Theresa May faced a fresh Brexit headache as her plans risked a rift with her Democratic Unionist Party allies.
DUP leader Arlene Foster said the Prime Minister appeared “wedded to the idea of a border down the Irish Sea” despite Downing Street’s assurances to the contrary.
The European Union’s fallback proposal aimed at avoiding a hard border between Ireland and the UK would effectively keep Northern Ireland aligned with Brussels’s customs union and single market.
A report in The Times on Friday claimed that a leaked letter from May to Foster and her deputy Nigel Dodds set out the PM’s approach.
She wants a “backstop” measure which would create a temporary “joint customs territory” with the EU for the whole of the UK.
But Brussels appears set to insist on a Northern Ireland-only “backstop to the backstop” in case negotiations on a wider UK approach break down.
Meanwhile, a long-awaited Brexit deal could be brokered within a week, senior EU leader Donald Tusk has claimed.
Sparking fervent denials from Downing Street, the European Council President told Channel 4 News on Thursday there could be a breakthrough in negotiations in as little as “maybe five, maybe six, maybe seven days”.
In the letter to the DUP, May said: “I am clear that I could not accept there being any circumstances or conditions in which that ‘backstop to the backstop’, which would break up the UK customs territory, could come in to force.”
But the DUP has interpreted the wording of her letter to mean that the measure will be contained in the Brexit divorce deal despite Mrs May’s insistence it will never come into effect.
Foster said: “The Prime Minister’s letter raises alarm bells for those who value the integrity of our precious union and for those who want a proper Brexit for the whole of the UK.

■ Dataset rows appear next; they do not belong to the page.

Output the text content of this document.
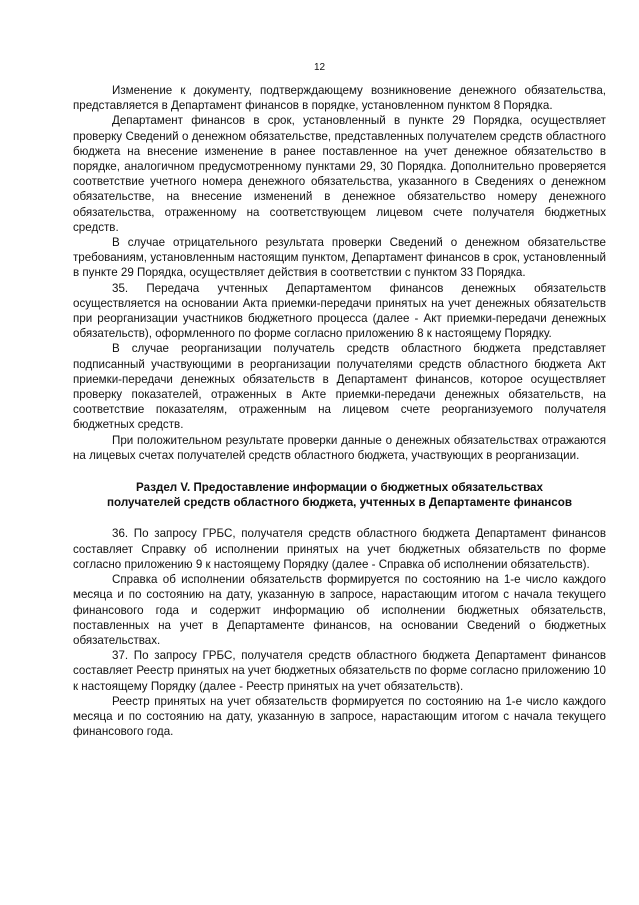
12

Изменение к документу, подтверждающему возникновение денежного обязательства, представляется в Департамент финансов в порядке, установленном пунктом 8 Порядка.

Департамент финансов в срок, установленный в пункте 29 Порядка, осуществляет проверку Сведений о денежном обязательстве, представленных получателем средств областного бюджета на внесение изменение в ранее поставленное на учет денежное обязательство в порядке, аналогичном предусмотренному пунктами 29, 30 Порядка. Дополнительно проверяется соответствие учетного номера денежного обязательства, указанного в Сведениях о денежном обязательстве, на внесение изменений в денежное обязательство номеру денежного обязательства, отраженному на соответствующем лицевом счете получателя бюджетных средств.

В случае отрицательного результата проверки Сведений о денежном обязательстве требованиям, установленным настоящим пунктом, Департамент финансов в срок, установленный в пункте 29 Порядка, осуществляет действия в соответствии с пунктом 33 Порядка.

35. Передача учтенных Департаментом финансов денежных обязательств осуществляется на основании Акта приемки-передачи принятых на учет денежных обязательств при реорганизации участников бюджетного процесса (далее - Акт приемки-передачи денежных обязательств), оформленного по форме согласно приложению 8 к настоящему Порядку.

В случае реорганизации получатель средств областного бюджета представляет подписанный участвующими в реорганизации получателями средств областного бюджета Акт приемки-передачи денежных обязательств в Департамент финансов, которое осуществляет проверку показателей, отраженных в Акте приемки-передачи денежных обязательств, на соответствие показателям, отраженным на лицевом счете реорганизуемого получателя бюджетных средств.

При положительном результате проверки данные о денежных обязательствах отражаются на лицевых счетах получателей средств областного бюджета, участвующих в реорганизации.

Раздел V. Предоставление информации о бюджетных обязательствах
получателей средств областного бюджета, учтенных в Департаменте финансов

36. По запросу ГРБС, получателя средств областного бюджета Департамент финансов составляет Справку об исполнении принятых на учет бюджетных обязательств по форме согласно приложению 9 к настоящему Порядку (далее - Справка об исполнении обязательств).

Справка об исполнении обязательств формируется по состоянию на 1-е число каждого месяца и по состоянию на дату, указанную в запросе, нарастающим итогом с начала текущего финансового года и содержит информацию об исполнении бюджетных обязательств, поставленных на учет в Департаменте финансов, на основании Сведений о бюджетных обязательствах.

37. По запросу ГРБС, получателя средств областного бюджета Департамент финансов составляет Реестр принятых на учет бюджетных обязательств по форме согласно приложению 10 к настоящему Порядку (далее - Реестр принятых на учет обязательств).

Реестр принятых на учет обязательств формируется по состоянию на 1-е число каждого месяца и по состоянию на дату, указанную в запросе, нарастающим итогом с начала текущего финансового года.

“It appears the Prime Minister is wedded to the idea of a border down the Irish Sea with Northern Ireland in the EU single market regulatory regime.”
The Prime Minister relies on the support of the DUP’s 10 MPs for her Commons majority, votes which may become crucial as she attempts to get a deal through Parliament.
A Downing Street spokesman said: “The Prime Minister’s letter sets out her commitment, which she has been absolutely clear about on any number of occasions, to never accepting any circumstances in which the UK is divided into two customs territories.
“The Government will not agree anything that brings about a hard border on the island of Ireland.”
Tusk’s comments came on the same day Austrian newspapers reported that Brexit Secretary Dominic Raab and EU chief negotiator Michel Barnier could meet over the next few days to seal an agreement.
But Downing Street attempted to pour cold water on the claims of a weekend deal, stressing that no agreement had yet been reached.
“We are still in negotiations, and on that basis we don’t know when and if this will conclude,” a spokesman said, adding that a much-rumoured Cabinet meeting to allow ministers to sign off the deal had not been scheduled.
Meanwhile, a senior government source said that any reports in the European media that a deal could come in the next few days should be taken “with a very large pinch of salt”.
It comes after the PM last month told MPs that 95% of the deal had been agreed, with the key sticking point of the “backstop” to prevent a hard border between Ireland and Northern Ireland remaining unresolved.
May’s plan would see the whole UK effectively agree to remain in the customs union to help avoid a hard border with Ireland as a backstop if no other arrangement can be found.
However, fears that this could become a permanent settlement led the Labour Party and Tory Brexiteers - including Environment Secretary Michael Gove - to demand that May publishes the full legal advice setting out how the arrangement could be ended.
While Dominic Grieve wrote to Cabinet Secretary Sir Mark Sedwill calling for government documents explaining the final withdrawal agreement to be made public, former Brexit Secretary said how the UK could exit from the customs union must be “pinned down” before MPs and peers vote on the deal.